Text-to-image generation is a task in which a machine learning model is trained to produce an image based on a given text description. The model learns to associate text descriptions with images and generates new images that match the specified description. EDICT performs text-to-image broadcast generation using any existing broadcast model. In image generation, diffusion models are generative models that use a diffusion process to produce new images. The diffusion process starts from a random image and then iteratively filters it by applying a series of transformations until reaching a final image similar to the target image.

Diffusion models are trained to generate a noise-free image from a noisy image with the help of a textual description. To edit an image, noise is added to the original image, and this partial rendering is used to perform a new rendering using the given text. EDICT works on the concept of getting a noisy image that would produce exactly the original image when given the original text or prompt. It’s a kind of reverse noise technique. This way, if the original text is modified slightly, the edited image will remain almost unchanged with only the required modifications.

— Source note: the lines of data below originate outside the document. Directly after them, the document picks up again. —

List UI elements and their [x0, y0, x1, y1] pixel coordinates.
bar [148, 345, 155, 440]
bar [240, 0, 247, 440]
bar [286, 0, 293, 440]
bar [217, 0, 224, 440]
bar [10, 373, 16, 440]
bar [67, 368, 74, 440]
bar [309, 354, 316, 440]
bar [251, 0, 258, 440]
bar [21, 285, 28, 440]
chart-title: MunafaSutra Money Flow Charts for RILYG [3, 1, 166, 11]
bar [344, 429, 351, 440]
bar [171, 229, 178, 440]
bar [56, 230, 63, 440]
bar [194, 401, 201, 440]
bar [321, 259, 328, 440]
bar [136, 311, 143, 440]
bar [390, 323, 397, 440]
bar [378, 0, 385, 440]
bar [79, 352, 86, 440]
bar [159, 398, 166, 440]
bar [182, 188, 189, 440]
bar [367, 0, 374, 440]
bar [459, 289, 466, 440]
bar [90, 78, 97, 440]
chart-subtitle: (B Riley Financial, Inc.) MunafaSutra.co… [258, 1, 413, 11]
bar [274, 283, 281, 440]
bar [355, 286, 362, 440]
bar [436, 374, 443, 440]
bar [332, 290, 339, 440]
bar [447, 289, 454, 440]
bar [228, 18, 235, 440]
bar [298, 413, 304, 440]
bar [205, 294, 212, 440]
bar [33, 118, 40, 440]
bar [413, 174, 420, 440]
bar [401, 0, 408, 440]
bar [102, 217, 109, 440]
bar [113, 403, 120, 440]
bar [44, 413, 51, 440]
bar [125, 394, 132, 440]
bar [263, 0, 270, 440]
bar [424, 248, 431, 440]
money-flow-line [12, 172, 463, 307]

The team behind EDICT shares the results of the algorithm with the help of an example. When generating an image of a cat surfing in the water by editing an existing image of a dog surfing, many details and minute information are lost, such as the waves, the color of the board, etc. This is because, in this method, noise is simply added to the original image to generate the new one. In the EDICT technique, the reverse generation is performed by finding a noisy image that would exactly generate the original image. This noisy image generates the actual image of the surfer dog with the help of the textual caption. The noise from the generated image is copied to refer back to the model with the noise-free image. Following this, adjustment is made to the text simply by replacing the word dog with the word cat, and finally a comparatively detailed edited image of a cat surfing is obtained. EDICT works simply on the idea of making two identical copies of an image and alternatively enhancing each with details of the other in a reversible manner.
This new approach certainly looks promising, as current text-to-image rendering models are inconsistent and do not do justice to the details of the original image. By reversing the rendering process, important image content can be preserved. Considering the increasing innovations and demand for these imaging models, EDICT seems to be a great competition for all existing models.
review the Paper, GithubY science fiction blog. All credit for this research goes to the researchers of this project. Also, don’t forget to join our reddit page, discord channelY electronic newsletterwhere we share the latest AI research news, exciting AI projects, and more.
Tanya Malhotra is a final year student at the University of Petroleum and Power Studies, Dehradun, studying BTech in Computer Engineering with a specialization in Artificial Intelligence and Machine Learning.
She is a data science enthusiast with good analytical and critical thinking, along with a keen interest in acquiring new skills, leading groups, and managing work in an organized manner.